The last time Paul had spent the night he had bragged through most of dinner about his dad’s new Jeep with the custom package, leather seats, special rims. It took all of Wallis’ resolve to look happy about it and say, “How nice” to Paul’s open, smiling face.
“He wants to be proud of his dad, too,” Norman gently said later. “It can’t be easy on the little fellow. I know, I know, you’d like to cream the guy, but you can’t save them all, Wallis.”

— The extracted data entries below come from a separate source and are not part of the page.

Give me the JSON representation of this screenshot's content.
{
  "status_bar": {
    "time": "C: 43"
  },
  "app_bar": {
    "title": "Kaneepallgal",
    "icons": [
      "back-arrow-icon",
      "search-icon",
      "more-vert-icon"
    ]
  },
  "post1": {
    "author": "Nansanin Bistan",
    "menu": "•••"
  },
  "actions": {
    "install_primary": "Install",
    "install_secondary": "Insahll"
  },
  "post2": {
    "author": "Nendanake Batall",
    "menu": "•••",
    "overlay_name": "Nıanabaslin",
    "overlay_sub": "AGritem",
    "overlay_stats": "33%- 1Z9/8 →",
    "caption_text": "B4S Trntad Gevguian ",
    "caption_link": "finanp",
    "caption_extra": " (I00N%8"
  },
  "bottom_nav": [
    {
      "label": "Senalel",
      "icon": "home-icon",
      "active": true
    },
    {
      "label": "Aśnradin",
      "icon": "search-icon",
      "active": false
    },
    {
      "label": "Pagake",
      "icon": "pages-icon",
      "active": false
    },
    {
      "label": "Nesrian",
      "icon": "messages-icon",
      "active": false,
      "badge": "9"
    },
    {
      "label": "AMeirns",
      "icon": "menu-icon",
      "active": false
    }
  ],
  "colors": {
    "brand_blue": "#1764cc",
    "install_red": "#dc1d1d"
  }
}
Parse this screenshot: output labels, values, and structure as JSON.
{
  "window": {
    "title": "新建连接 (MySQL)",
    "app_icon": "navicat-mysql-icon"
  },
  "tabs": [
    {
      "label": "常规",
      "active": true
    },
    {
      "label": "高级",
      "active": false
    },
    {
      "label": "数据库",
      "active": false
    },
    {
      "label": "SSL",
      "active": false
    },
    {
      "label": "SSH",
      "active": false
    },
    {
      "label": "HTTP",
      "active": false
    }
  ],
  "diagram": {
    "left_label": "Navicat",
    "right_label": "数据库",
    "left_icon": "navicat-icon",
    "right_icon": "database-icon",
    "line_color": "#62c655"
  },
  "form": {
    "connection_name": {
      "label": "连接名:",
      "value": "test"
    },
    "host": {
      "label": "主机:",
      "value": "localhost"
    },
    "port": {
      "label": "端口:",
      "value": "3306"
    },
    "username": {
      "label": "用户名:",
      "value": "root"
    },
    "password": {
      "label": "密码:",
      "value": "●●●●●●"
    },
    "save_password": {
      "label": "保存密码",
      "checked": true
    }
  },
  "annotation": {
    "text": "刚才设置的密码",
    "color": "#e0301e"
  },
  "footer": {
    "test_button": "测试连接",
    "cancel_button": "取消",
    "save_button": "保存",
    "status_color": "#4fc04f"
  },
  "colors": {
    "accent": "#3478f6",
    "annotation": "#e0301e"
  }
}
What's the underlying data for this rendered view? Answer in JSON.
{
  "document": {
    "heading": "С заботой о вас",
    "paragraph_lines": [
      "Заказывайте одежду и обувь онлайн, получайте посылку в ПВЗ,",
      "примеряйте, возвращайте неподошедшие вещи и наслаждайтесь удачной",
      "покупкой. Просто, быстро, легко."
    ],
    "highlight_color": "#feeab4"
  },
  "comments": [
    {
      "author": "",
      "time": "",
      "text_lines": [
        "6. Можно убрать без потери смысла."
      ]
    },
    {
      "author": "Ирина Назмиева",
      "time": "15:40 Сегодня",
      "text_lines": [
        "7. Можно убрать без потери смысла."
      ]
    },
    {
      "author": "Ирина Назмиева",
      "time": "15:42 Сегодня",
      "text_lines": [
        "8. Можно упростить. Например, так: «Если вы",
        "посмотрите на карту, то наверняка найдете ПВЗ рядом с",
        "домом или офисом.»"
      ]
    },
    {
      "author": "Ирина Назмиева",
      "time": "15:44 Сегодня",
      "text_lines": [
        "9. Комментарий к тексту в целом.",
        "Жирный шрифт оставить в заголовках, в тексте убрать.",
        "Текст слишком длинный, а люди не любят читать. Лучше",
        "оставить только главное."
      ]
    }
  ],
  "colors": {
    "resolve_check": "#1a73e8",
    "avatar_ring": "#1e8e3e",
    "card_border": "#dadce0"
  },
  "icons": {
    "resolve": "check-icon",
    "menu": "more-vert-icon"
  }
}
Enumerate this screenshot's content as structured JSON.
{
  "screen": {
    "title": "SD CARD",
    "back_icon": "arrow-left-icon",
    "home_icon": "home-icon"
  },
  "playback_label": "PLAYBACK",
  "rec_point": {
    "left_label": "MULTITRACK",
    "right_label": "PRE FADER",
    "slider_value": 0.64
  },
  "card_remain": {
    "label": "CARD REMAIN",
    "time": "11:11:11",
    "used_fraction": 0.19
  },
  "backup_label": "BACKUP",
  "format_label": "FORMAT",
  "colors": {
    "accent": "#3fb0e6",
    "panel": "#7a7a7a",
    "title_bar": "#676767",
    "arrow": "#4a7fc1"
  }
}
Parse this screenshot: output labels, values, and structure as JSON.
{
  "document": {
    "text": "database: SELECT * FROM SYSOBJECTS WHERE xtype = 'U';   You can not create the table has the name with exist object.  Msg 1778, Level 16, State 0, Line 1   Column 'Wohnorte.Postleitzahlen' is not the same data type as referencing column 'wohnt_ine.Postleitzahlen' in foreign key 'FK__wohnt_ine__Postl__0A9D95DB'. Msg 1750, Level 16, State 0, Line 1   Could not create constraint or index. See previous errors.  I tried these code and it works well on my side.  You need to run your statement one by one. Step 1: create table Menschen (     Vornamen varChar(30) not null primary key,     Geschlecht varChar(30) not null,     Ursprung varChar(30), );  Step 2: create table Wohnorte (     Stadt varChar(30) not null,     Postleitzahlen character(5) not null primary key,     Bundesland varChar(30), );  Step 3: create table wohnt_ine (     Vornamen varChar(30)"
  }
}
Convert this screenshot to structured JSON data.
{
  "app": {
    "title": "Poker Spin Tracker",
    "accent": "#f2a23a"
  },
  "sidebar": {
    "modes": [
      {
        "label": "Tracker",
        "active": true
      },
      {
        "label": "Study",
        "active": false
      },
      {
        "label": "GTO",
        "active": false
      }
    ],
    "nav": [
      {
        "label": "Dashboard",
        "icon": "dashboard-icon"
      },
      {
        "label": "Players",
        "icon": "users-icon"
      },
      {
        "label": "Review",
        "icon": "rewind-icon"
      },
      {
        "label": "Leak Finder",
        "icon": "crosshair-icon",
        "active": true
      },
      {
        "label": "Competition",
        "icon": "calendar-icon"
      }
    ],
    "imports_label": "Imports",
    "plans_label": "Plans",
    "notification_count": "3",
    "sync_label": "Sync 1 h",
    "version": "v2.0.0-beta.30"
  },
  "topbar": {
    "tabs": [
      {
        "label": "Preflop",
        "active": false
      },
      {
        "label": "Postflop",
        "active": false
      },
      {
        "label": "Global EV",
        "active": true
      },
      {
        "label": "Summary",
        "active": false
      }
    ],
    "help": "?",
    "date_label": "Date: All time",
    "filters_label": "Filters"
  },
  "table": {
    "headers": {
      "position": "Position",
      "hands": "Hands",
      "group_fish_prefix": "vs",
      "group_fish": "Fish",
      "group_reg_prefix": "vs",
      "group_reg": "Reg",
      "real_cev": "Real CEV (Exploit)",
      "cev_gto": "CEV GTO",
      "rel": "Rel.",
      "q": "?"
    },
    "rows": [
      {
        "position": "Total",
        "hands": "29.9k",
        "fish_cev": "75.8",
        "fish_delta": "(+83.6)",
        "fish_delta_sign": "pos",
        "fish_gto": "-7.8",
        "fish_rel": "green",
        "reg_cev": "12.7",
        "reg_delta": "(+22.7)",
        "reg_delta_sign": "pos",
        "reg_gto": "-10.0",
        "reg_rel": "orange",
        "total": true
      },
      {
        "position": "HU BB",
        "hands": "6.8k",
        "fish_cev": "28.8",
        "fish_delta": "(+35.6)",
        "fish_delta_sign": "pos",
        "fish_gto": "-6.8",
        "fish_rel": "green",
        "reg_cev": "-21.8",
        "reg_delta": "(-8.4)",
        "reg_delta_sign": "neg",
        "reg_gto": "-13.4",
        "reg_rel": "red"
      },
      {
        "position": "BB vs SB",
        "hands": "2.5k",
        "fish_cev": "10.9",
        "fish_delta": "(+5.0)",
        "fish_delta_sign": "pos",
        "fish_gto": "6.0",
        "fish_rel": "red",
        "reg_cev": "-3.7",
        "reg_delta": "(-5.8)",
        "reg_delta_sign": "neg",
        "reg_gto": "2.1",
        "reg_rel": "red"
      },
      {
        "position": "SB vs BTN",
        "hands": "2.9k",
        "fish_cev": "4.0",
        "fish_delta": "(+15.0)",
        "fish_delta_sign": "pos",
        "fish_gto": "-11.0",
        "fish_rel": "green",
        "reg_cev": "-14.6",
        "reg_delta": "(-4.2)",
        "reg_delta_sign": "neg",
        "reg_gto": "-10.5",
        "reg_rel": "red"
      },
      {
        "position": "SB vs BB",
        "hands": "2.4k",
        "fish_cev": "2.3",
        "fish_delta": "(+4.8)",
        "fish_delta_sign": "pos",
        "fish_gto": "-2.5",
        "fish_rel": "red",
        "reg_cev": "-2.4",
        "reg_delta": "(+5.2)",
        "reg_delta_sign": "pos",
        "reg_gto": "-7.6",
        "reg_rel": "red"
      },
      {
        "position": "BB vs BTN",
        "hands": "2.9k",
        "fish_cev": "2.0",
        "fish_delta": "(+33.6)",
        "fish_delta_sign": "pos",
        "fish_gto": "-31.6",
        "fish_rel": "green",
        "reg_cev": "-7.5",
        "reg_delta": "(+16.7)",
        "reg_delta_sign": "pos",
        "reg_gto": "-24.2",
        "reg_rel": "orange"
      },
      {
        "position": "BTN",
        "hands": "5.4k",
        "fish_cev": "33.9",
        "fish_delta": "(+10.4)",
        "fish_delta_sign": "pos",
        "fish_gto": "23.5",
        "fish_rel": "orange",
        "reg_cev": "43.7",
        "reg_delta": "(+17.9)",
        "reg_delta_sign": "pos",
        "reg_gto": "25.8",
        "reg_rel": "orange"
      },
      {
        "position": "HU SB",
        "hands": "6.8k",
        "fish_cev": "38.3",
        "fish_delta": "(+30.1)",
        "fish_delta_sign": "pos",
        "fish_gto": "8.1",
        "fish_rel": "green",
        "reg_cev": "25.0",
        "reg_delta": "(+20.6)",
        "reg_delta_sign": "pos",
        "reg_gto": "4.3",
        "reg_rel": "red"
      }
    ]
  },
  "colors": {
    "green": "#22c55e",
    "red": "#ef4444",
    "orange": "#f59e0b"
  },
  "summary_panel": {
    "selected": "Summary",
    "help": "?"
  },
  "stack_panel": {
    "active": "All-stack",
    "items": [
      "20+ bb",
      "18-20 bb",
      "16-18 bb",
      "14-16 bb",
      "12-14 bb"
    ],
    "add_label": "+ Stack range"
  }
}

Mr. Beasley left the stage and took a seat in the front row. Sharon pointed toward two seats along the side and they sat down just as the curtain opened and Ned and Paul’s teacher, Mrs. Ward stepped out. She was wearing her usual uniform of a sensible dress that started at her collar bone and traveled in a straight line only hinting at the idea of bumps, bulges or curves, before stopping at her ankles, hanging right above sensible leather shoes with a thick rubber sole. Her hair was kept in a salt and pepper style that was a tower of teased hair and pin curls and was probably the same style she had proudly worn when she had been in high school.
Wallis opened her mouth to say something else and boost Sharon’s confidence when the same father in the last row leaned forward and loudly hushed them. Wallis did her best blank, uninterested lawyer look and fixed her gaze on the stage instead. The show was starting and she’d probably said enough already anyway. Besides, the day had really rattled her.
The children got up and dutifully marched toward the stage, a few of the children trying to look at the seats to spot their parents. Wallis finally saw Ned and he was vainly scanning the seats with a worried look on his face. Wallis half-rose out of her seat to let him see her and his face broke into a grin as he walked onto the stage and took his place on the second row of the platform.
“Welcome parents,” said Mrs. Ward, a friendly-enough teacher who the children both loved and feared, “to the annual recorder concert.” She paused and Wallis could hear the familiar slurp, click over the speakers as Mrs. Ward briefly bit down on dentures before breathing deeply and starting again. “The children have all been working very diligently and are very excited to show you the benefits of all that hard work. We are going to present a medley of songs beginning with America the Beautiful and we ask that you hold all applause till the end.”